NU Jatim Harap Kasus Gus Muwafiq Segera Disudahi

NU Jatim Harap Kasus Gus Muwafiq Segera Disudahi
Gus Salam (memegang mik) bersama pengurus harian PWNU Jatim di hadapan sejumlah insan media. (Foto: NU Online/Ibnu Nawawi)

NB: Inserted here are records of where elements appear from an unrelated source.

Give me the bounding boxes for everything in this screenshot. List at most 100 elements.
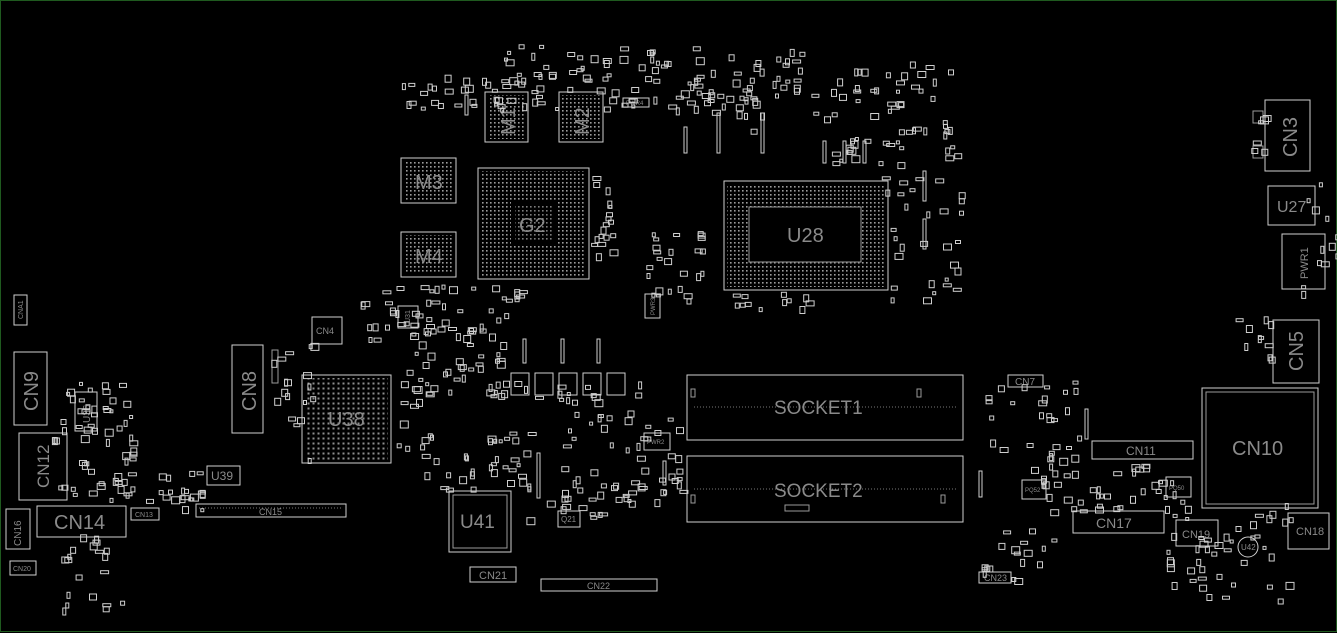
inductor: [558, 372, 578, 396]
memory-m4[interactable]: M4: [400, 231, 457, 278]
smd-part: [495, 97, 503, 105]
smd-part: [854, 137, 859, 141]
resistor-array: [922, 218, 927, 250]
smd-part: [638, 381, 643, 390]
smd-part: [855, 99, 861, 104]
smd-part: [1003, 530, 1012, 535]
smd-part: [288, 416, 297, 422]
smd-part: [493, 390, 498, 395]
connector-cn17[interactable]: CN17: [1072, 510, 1165, 534]
smd-part: [861, 68, 869, 77]
smd-part: [610, 233, 617, 239]
power-pwr1[interactable]: PWR1: [1281, 233, 1326, 290]
chip-u27[interactable]: U27: [1267, 185, 1316, 226]
smd-part: [636, 455, 646, 462]
inductor-pq52[interactable]: PQ52: [1021, 479, 1047, 500]
smd-part: [667, 288, 672, 295]
smd-part: [124, 457, 129, 466]
smd-part: [939, 208, 949, 215]
chip-u31[interactable]: U31: [397, 305, 419, 329]
connector-cn18[interactable]: CN18: [1287, 512, 1330, 550]
connector-cna1[interactable]: CNA1: [13, 294, 28, 326]
smd-part: [1222, 595, 1230, 600]
connector-cn4[interactable]: CN4: [311, 316, 343, 345]
socket1[interactable]: SOCKET1: [686, 374, 964, 441]
cpu-u28[interactable]: U28: [723, 180, 889, 291]
inductor-pq50[interactable]: PQ50: [1165, 476, 1192, 498]
socket2[interactable]: SOCKET2: [686, 455, 964, 523]
power-pwr4[interactable]: PWR4: [622, 97, 650, 108]
smd-part: [1231, 582, 1236, 588]
q21-label: Q21: [561, 515, 577, 524]
connector-cn12[interactable]: CN12: [18, 432, 68, 501]
smd-part: [1132, 468, 1137, 477]
smd-part: [772, 80, 777, 89]
smd-part: [631, 87, 640, 93]
smd-part: [890, 297, 895, 304]
smd-part: [885, 72, 891, 79]
connector-cn13[interactable]: CN13: [130, 507, 160, 521]
smd-part: [431, 300, 441, 305]
smd-part: [904, 203, 909, 211]
smd-part: [776, 56, 782, 63]
transistor-q21[interactable]: Q21: [557, 510, 581, 528]
connector-cn15[interactable]: CN15: [195, 503, 347, 518]
smd-part: [693, 105, 699, 114]
smd-part: [918, 88, 924, 94]
connector-cn22[interactable]: CN22: [540, 578, 658, 592]
smd-part: [641, 467, 650, 475]
pch-u38[interactable]: U38: [301, 374, 392, 464]
connector-cn5[interactable]: CN5: [1272, 319, 1320, 384]
cn19-label: CN19: [1182, 529, 1210, 541]
chip-u41[interactable]: U41: [448, 490, 512, 553]
smd-part: [88, 468, 95, 475]
connector-cn9[interactable]: CN9: [13, 351, 48, 426]
smd-part: [1258, 335, 1265, 340]
memory-m1[interactable]: M1: [484, 91, 529, 143]
smd-part: [679, 489, 689, 494]
memory-m3[interactable]: M3: [400, 157, 457, 204]
connector-cn8[interactable]: CN8: [231, 344, 279, 434]
smd-part: [496, 352, 501, 358]
power-pwr3[interactable]: PWR3: [644, 293, 661, 319]
cn21-label: CN21: [479, 570, 507, 582]
connector-cn14[interactable]: CN14: [36, 505, 127, 538]
smd-part: [385, 324, 390, 331]
smd-part: [493, 438, 498, 444]
connector-cn11[interactable]: CN11: [1091, 440, 1194, 460]
chip-u42[interactable]: U42: [1237, 536, 1259, 558]
gpu-g2[interactable]: G2: [477, 167, 590, 280]
chip-u39[interactable]: U39: [206, 465, 241, 486]
smd-part: [1235, 318, 1244, 323]
connector-cn7[interactable]: CN7: [1007, 374, 1044, 388]
smd-part: [1262, 545, 1267, 550]
resistor-array: [464, 94, 469, 116]
smd-part: [571, 436, 577, 441]
smd-part: [652, 244, 661, 251]
resistor-array: [978, 470, 983, 498]
smd-part: [66, 591, 71, 599]
smd-part: [411, 386, 421, 393]
connector-cn3[interactable]: CN3: [1252, 99, 1311, 172]
smd-part: [1041, 395, 1048, 404]
memory-m2[interactable]: M2: [558, 91, 604, 143]
connector-cn23[interactable]: CN23: [978, 571, 1012, 584]
smd-part: [699, 248, 706, 255]
smd-part: [697, 235, 706, 241]
smd-part: [686, 298, 692, 305]
connector-cn10[interactable]: CN10: [1201, 387, 1319, 509]
connector-cn20[interactable]: CN20: [9, 560, 37, 576]
smd-part: [1059, 457, 1069, 466]
smd-part: [429, 289, 435, 294]
smd-part: [461, 374, 466, 383]
smd-part: [83, 426, 92, 434]
smd-part: [531, 90, 539, 95]
connector-cn16[interactable]: CN16: [5, 508, 31, 550]
smd-part: [129, 457, 137, 462]
smd-part: [1269, 510, 1277, 519]
smd-part: [700, 270, 705, 277]
smd-part: [102, 552, 109, 561]
smd-part: [367, 324, 373, 332]
connector-cn21[interactable]: CN21: [469, 566, 517, 583]
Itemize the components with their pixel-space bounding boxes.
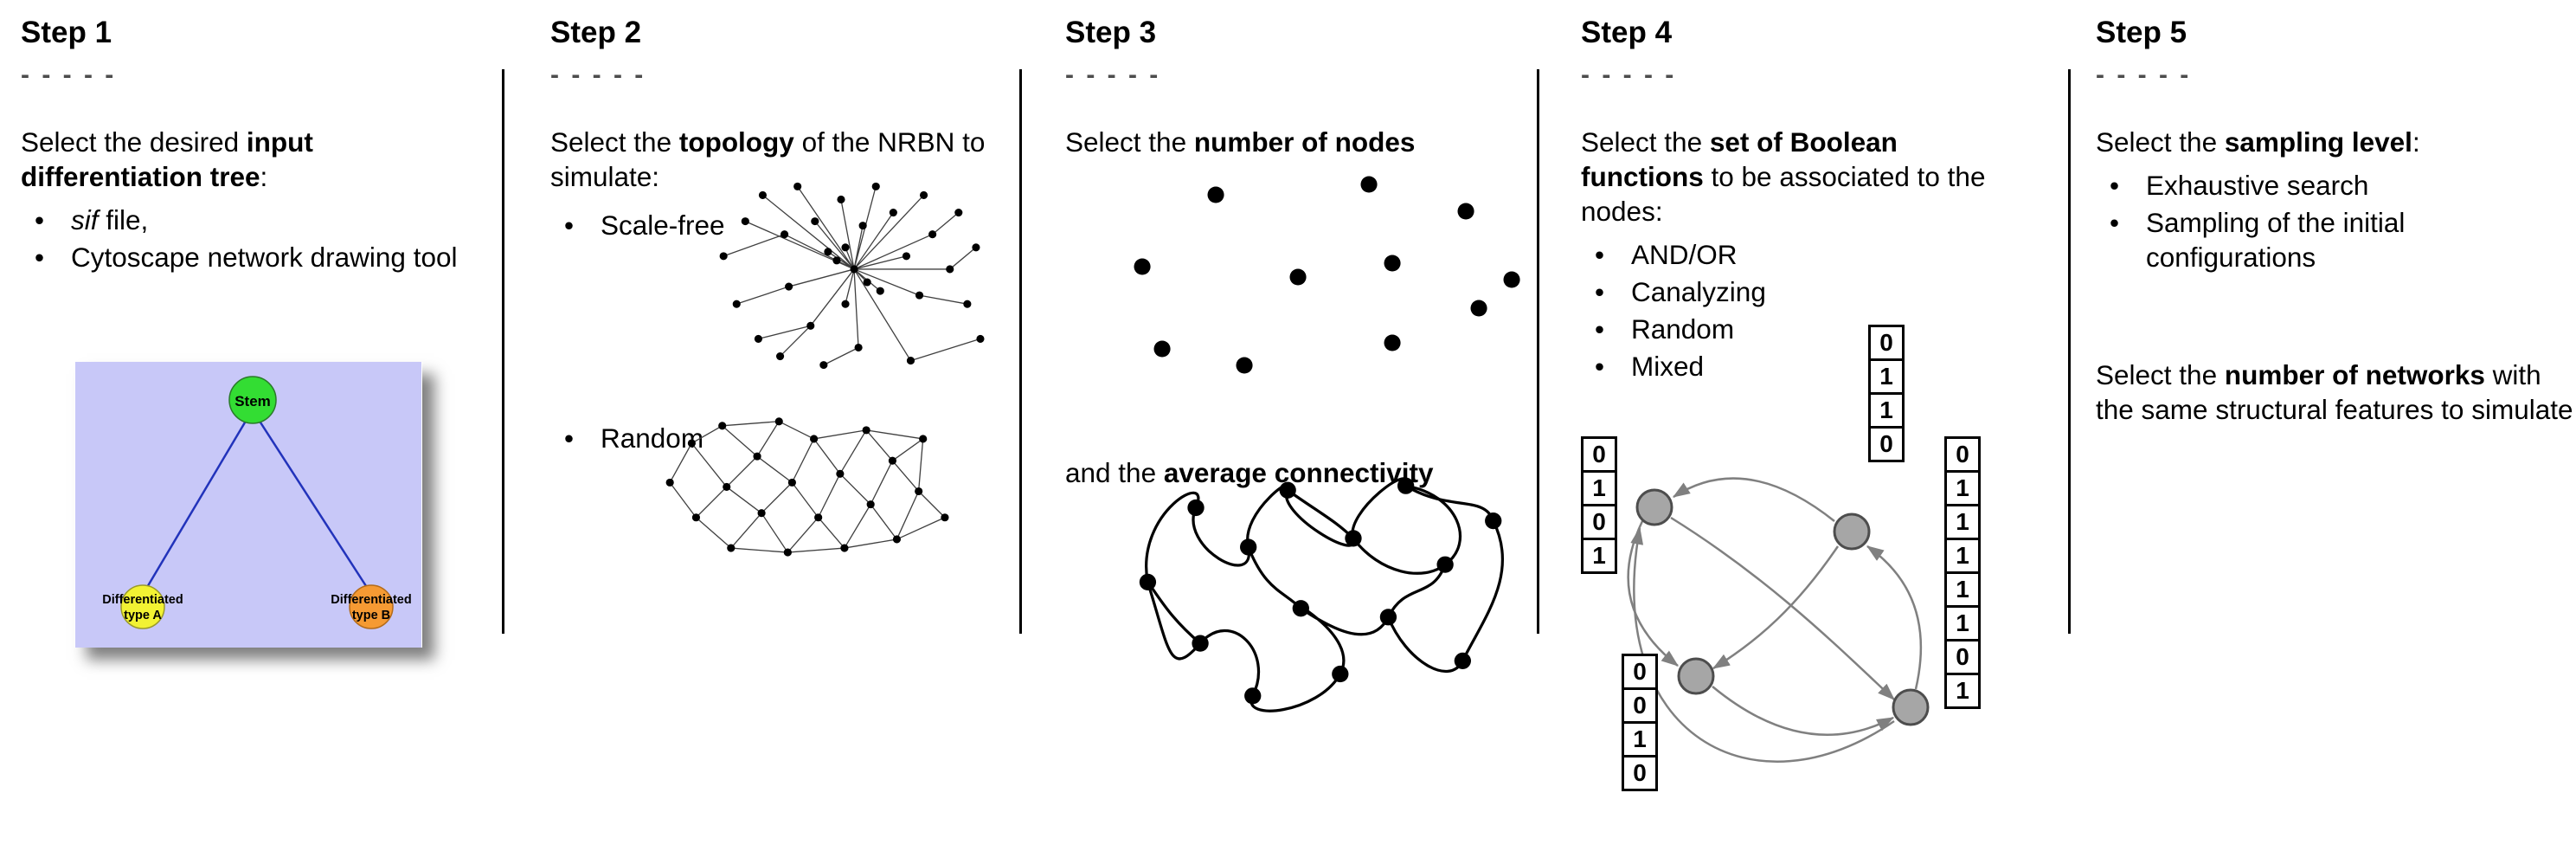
step-3-line1: Select the number of nodes xyxy=(1065,126,1416,158)
bullet-sif-file: sif file, xyxy=(21,203,462,237)
step-2-panel: Step 2 - - - - - Select the topology of … xyxy=(550,16,1000,838)
scale-free-network-dots xyxy=(719,182,985,370)
divider-1 xyxy=(502,69,504,634)
step-4-panel: Step 4 - - - - - Select the set of Boole… xyxy=(1581,16,2048,851)
truth-table-cell: 1 xyxy=(1944,673,1981,709)
truth-table-cell: 1 xyxy=(1944,571,1981,608)
truth-table-cell: 1 xyxy=(1868,358,1905,395)
truth-table-cell: 0 xyxy=(1868,426,1905,462)
truth-table-cell: 1 xyxy=(1868,392,1905,429)
step-3-title: Step 3 xyxy=(1065,16,1157,49)
tangle-dots xyxy=(1139,477,1502,705)
step-1-intro: Select the desired input differentiation… xyxy=(21,126,313,193)
truth-table-cell: 1 xyxy=(1944,538,1981,574)
type-a-label-line1: Differentiated xyxy=(102,593,183,607)
random-network-dots xyxy=(665,417,949,557)
truth-table-cell: 1 xyxy=(1581,538,1617,574)
truth-table-cell: 1 xyxy=(1581,470,1617,506)
step-5-second-paragraph: Select the number of networks with the s… xyxy=(2096,359,2573,426)
step-4-bullet-list: AND/ORCanalyzingRandomMixed xyxy=(1581,237,1866,384)
step-5-panel: Step 5 - - - - - Select the sampling lev… xyxy=(2096,16,2573,427)
step-4-dashes: - - - - - xyxy=(1581,61,1677,90)
gene-node-2 xyxy=(1833,513,1871,551)
truth-table-cell: 1 xyxy=(1944,470,1981,506)
connectivity-tangle-graphic xyxy=(1139,477,1504,712)
step-1-title: Step 1 xyxy=(21,16,112,49)
scatter-dots xyxy=(1134,176,1520,374)
bullet-item: Random xyxy=(1581,312,1866,346)
bullet-random: Random xyxy=(550,421,703,455)
type-b-label-line2: type B xyxy=(352,609,390,622)
stem-node-label: Stem xyxy=(234,393,271,409)
step-2-dashes: - - - - - xyxy=(550,61,646,90)
bullet-item: Canalyzing xyxy=(1581,274,1866,309)
scale-free-network-graphic xyxy=(719,182,985,370)
type-a-node xyxy=(120,584,165,629)
step-5-title: Step 5 xyxy=(2096,16,2187,49)
random-network-graphic xyxy=(665,417,949,557)
truth-table-cell: 1 xyxy=(1622,721,1658,758)
type-b-node xyxy=(349,584,394,629)
boolean-network-nodes xyxy=(1635,488,1930,726)
truth-table-cell: 0 xyxy=(1581,436,1617,473)
stem-node xyxy=(228,376,277,424)
type-b-label-line1: Differentiated xyxy=(331,593,411,607)
gene-node-4 xyxy=(1892,688,1930,726)
random-network-edges xyxy=(669,421,946,553)
divider-2 xyxy=(1019,69,1022,634)
step-3-dashes: - - - - - xyxy=(1065,61,1161,90)
bullet-item: Exhaustive search xyxy=(2096,168,2573,203)
step-1-bullet-list: sif file, Cytoscape network drawing tool xyxy=(21,203,462,274)
step-5-intro: Select the sampling level: xyxy=(2096,126,2420,158)
truth-table-cell: 0 xyxy=(1581,504,1617,540)
type-a-label-line2: type A xyxy=(124,609,162,622)
boolean-network-graph xyxy=(1627,477,1930,763)
truth-table-cell: 0 xyxy=(1622,687,1658,724)
bullet-scale-free: Scale-free xyxy=(550,208,1000,242)
bullet-item: Mixed xyxy=(1581,349,1866,384)
truth-table-cell: 0 xyxy=(1622,755,1658,791)
divider-4 xyxy=(2068,69,2071,634)
bullet-item: Sampling of the initial configurations xyxy=(2096,205,2573,274)
step-4-title: Step 4 xyxy=(1581,16,1673,49)
truth-table-cell: 0 xyxy=(1944,436,1981,473)
truth-table-cell: 1 xyxy=(1944,605,1981,641)
step-1-panel: Step 1 - - - - - Select the desired inpu… xyxy=(21,16,462,648)
step-3-line2: and the average connectivity xyxy=(1065,457,1434,488)
step-3-panel: Step 3 - - - - - Select the number of no… xyxy=(1065,16,1532,838)
boolean-network-arrows xyxy=(1627,477,1923,763)
gene-node-3 xyxy=(1677,657,1715,695)
step-2-title: Step 2 xyxy=(550,16,642,49)
step-5-dashes: - - - - - xyxy=(2096,61,2192,90)
step-2-intro: Select the topology of the NRBN to simul… xyxy=(550,126,986,193)
bullet-cytoscape: Cytoscape network drawing tool xyxy=(21,240,462,274)
truth-table-cell: 0 xyxy=(1944,639,1981,675)
nodes-scatter-graphic xyxy=(1134,176,1520,374)
differentiation-tree-image: Stem Differentiated type A Differentiate… xyxy=(74,362,422,648)
step-5-bullet-list: Exhaustive searchSampling of the initial… xyxy=(2096,168,2573,274)
gene-node-1 xyxy=(1635,488,1673,526)
bullet-item: AND/OR xyxy=(1581,237,1866,272)
truth-table-cell: 0 xyxy=(1868,325,1905,361)
truth-table-cell: 1 xyxy=(1944,504,1981,540)
divider-3 xyxy=(1537,69,1539,634)
truth-table-cell: 0 xyxy=(1622,654,1658,690)
differentiation-tree-svg: Stem Differentiated type A Differentiate… xyxy=(75,362,421,648)
step-4-intro: Select the set of Boolean functions to b… xyxy=(1581,126,1986,228)
tree-edge-left xyxy=(145,422,247,590)
step-1-dashes: - - - - - xyxy=(21,61,117,90)
tree-edge-right xyxy=(259,422,369,590)
scale-free-network-edges xyxy=(723,185,981,366)
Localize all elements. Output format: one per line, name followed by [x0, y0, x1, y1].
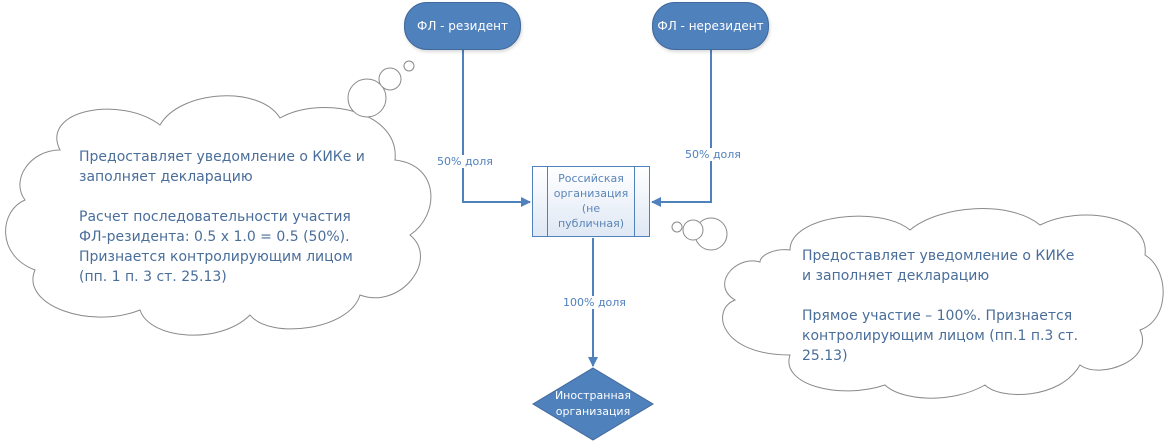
edge-label-resident: 50% доля	[435, 155, 495, 168]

Gus Salam (memegang mik) bersama pengurus harian PWNU Jatim di hadapan sejumlah insan media. (Foto: NU Online/Ibnu Nawawi)
Surabaya, NU Online
Bagi Pengurus Wilayah Nahdlatul Ulama (PWNU) Jawa Timur, suasana sejuk hendaknya lebih dikedepankan. Segala persoalan yang akan menyeret kepada suasana keruh, sebaiknya dihindari. Hal tersebut juga berlaku terkait masalah KH Ahmad Muwafiq atau Gus Muwafiq.
 
“Bagi kami, KH Ahmad Muwafiq atau Gus Muwafiq sudah memberikan klarifikasi atas tuduhan bahwa dirinya menghina Nabi Muhammad SAW,” kata KH Abdussalam Sochib di kantor PWNU Jatim, jalan Masjid Al-Akbar Timur 9 Surabaya, Kamis (5/12) petang. 
 
Dalam pandangan Wakil Ketua PWNU Jatim ini, proses tabayun telah disampaikan Gus Muwafiq melalui sebuah video, Senin (2/12) lalu. Dan hal tersebut hendaknya dimaknai sebagai ketulusan untuk mengakhiri polemik yang terjadi.
 
“Sudah sepatutnya kita memberikan maaf dan tidak memperpanjang masalah ini demi terciptanya suasana sejuk dalam kehidupan beragama, bermasyakarat dan berbangsa,” ungkap Pengasuh Pondok Pesantren Mamba’ul Ma’arif, Jombang ini.
 
Gus Salam, sapaan akrabnya justru mempertanyakan niat sejumlah kalangan yang masih mempersoalkan peristiwa tersebut. Tidak berhenti kepada memperkeruh suasana, sejumlah tindakan yang jauh dari menjaga kesejukan justru dilakukan beberapa kalangan.
 
“Kalau memang harus diselesaikan secara hukum, silakan karena hal tersebut merupakan hak sebagai warga negara,” katanya di hadapan sejumlah insan media. Namun kalau jalur itu yang ditempuh, biarlah diselesaikan dengan mekanisme yang ada, lanjutnya.
 
Yang membuat dirinya tidak habis pikir adalah terjadinya tindakan yang mencederai kebebasan. Hal tersebut dibuktikan dengan sejumlah laporan yang menyebutkan bahwa Gus Muwafiq ternyata dihalang-halangi saat akan berdakwah.
 
“Tindakan sejumlah kalangan ini sudah tidak dapat dibenarkan,” tegas Gus Salam yang juga didampingi sejumlah pengurus harian PWNU Jatim.
 
Melihat kondisi ini, PWNU Jatim berharap semua kalangan untuk tampil menjaga suasana sejuk, damai dan kondusif agar tercipta harmoni di masyarakat. Hal tersebut terutama disampaikan kepada para penegak hukum dan tokoh agama dan masyarakat.
 
“Kami mengimbau kepada seluruh pemangku kepentingan di Jatim dan nasional untuk bersama-sama membangun persatuan, ukhuwah dan solidaritas antar sesama anak bangsa,” pintanya.